On May 5, 2003,
gefitinib (
Iressa;
ZD1839) 250-mg
tablets (AstraZeneca Inc.) received accelerated approval by the United States Food and Drug Administration as monotherapy for patients with locally advanced or metastatic
non-small cell lung cancer after failure of both
platinum-based and
docetaxel chemotherapies. Information provided in this summary includes chemistry manufacturing and controls, clinical pharmacology, and clinical trial efficacy and safety results.
Gefitinib is an
anilinoquinazoline compound with the chemical name 4-quinazolinamine,N-(3-chloro-4-flurophenyl)-7-methoxy-6-[3-(4-morpholinyl)propoxy]. It has the molecular formula C(22)H(24)ClFN(4)O(3).
Gefitinib is often referred to as a "specific" or "selective" inhibitor of
epidermal growth factor receptor. Studies demonstrate, however, that
gefitinib inhibits the activity of other intracellular transmembrane
tyrosine-specific protein kinases at concentrations similar to those at which it inhibits the
epidermal growth factor signal. Maximum plasma concentrations resulting from clinically relevant doses are 0.5-1 microM or more, well within the IC(50) values of several
tyrosine kinases. No clinical studies have been performed that demonstrate a correlation between
epidermal growth factor receptor expression and response to
gefitinib.
Gefitinib is 60% available after
oral administration and is widely distributed throughout the body.
Gefitinib is extensively metabolized in the liver by
cytochrome P450 3A4 enzyme. Over a 10-day period, approximately 86% of an orally administered radioactive dose is recovered in the feces, with <4% of the dose in the urine. After daily
oral administration, steady-state plasma levels are reached in 10 days and are 2-fold higher than those achieved after single doses.

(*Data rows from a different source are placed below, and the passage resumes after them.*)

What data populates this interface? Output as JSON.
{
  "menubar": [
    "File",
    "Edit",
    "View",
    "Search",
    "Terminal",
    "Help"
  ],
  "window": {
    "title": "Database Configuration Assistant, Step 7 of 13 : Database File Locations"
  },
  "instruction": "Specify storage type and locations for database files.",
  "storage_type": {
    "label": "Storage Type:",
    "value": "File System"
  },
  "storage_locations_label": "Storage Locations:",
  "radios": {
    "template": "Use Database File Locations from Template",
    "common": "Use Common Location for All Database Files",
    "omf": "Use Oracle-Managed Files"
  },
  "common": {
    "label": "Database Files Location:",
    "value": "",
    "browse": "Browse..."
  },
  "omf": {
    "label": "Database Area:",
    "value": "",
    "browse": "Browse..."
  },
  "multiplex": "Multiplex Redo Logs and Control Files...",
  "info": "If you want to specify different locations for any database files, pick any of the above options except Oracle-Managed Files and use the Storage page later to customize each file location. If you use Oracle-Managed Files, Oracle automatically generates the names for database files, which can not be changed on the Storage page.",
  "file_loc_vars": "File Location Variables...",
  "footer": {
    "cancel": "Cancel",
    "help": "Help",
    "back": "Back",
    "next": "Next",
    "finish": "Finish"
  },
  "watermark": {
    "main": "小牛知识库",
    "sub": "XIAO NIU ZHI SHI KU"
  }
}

Gefitinib effectiveness was demonstrated in a randomized, double-blind, Phase II, multicenter trial comparing two oral doses of
gefitinib (250 versus 500 mg/day). A total of 216 patients were enrolled. The 142 patients who were refractory to or intolerant of a
platinum and
docetaxel comprised the evaluable population for the efficacy analysis. A partial
tumor response occurred in 14% (9 of 66) of patients receiving 250 mg/day
gefitinib and in 8% (6 of 76) of patients receiving 500 mg/day
gefitinib. The overall objective response rate (RR) for both doses combined was 10.6% (15 of 142 patients; 95% confidence interval, 6.0-16.8%). Responses were more frequent in females and in nonsmokers. The median duration of response was 7.0 months (range, 4.6-18.6+ months). Other submitted data included the results of two large trials conducted in
chemotherapy-naive, stage III and IV
non-small cell lung cancer patients. Patients were randomized to receive
gefitinib (250 or 500 mg daily) or placebo, in combination with either
gemcitabine plus
cisplatin (n = 1093) or
carboplatin plus
paclitaxel (n = 1037). Results from this study showed no benefit (RR, time to progression, or survival) from adding
gefitinib to
chemotherapy. Consequently, gefinitib is only recommended for use as monotherapy. Common adverse events associated with
gefitinib treatment included
diarrhea,
rash,
acne, dry skin,
nausea, and
vomiting.
Interstitial lung disease has been observed in patients receiving
gefitinib. Worldwide, the incidence of
interstitial lung disease was about 1% (2% in the Japanese post-marketing experience and about 0.3% in a United States expanded access program). Approximately one-third of the cases have been fatal.
Gefitinib was approved under accelerated approval regulations on the basis of a
surrogate end point, RR. No controlled
gefitinib trials, to date, demonstrate a clinical benefit, such as improvement in disease-related symptoms or increased survival. Accelerated approval regulations require the sponsor to conduct additional studies to verify that
gefitinib therapy produces such benefit.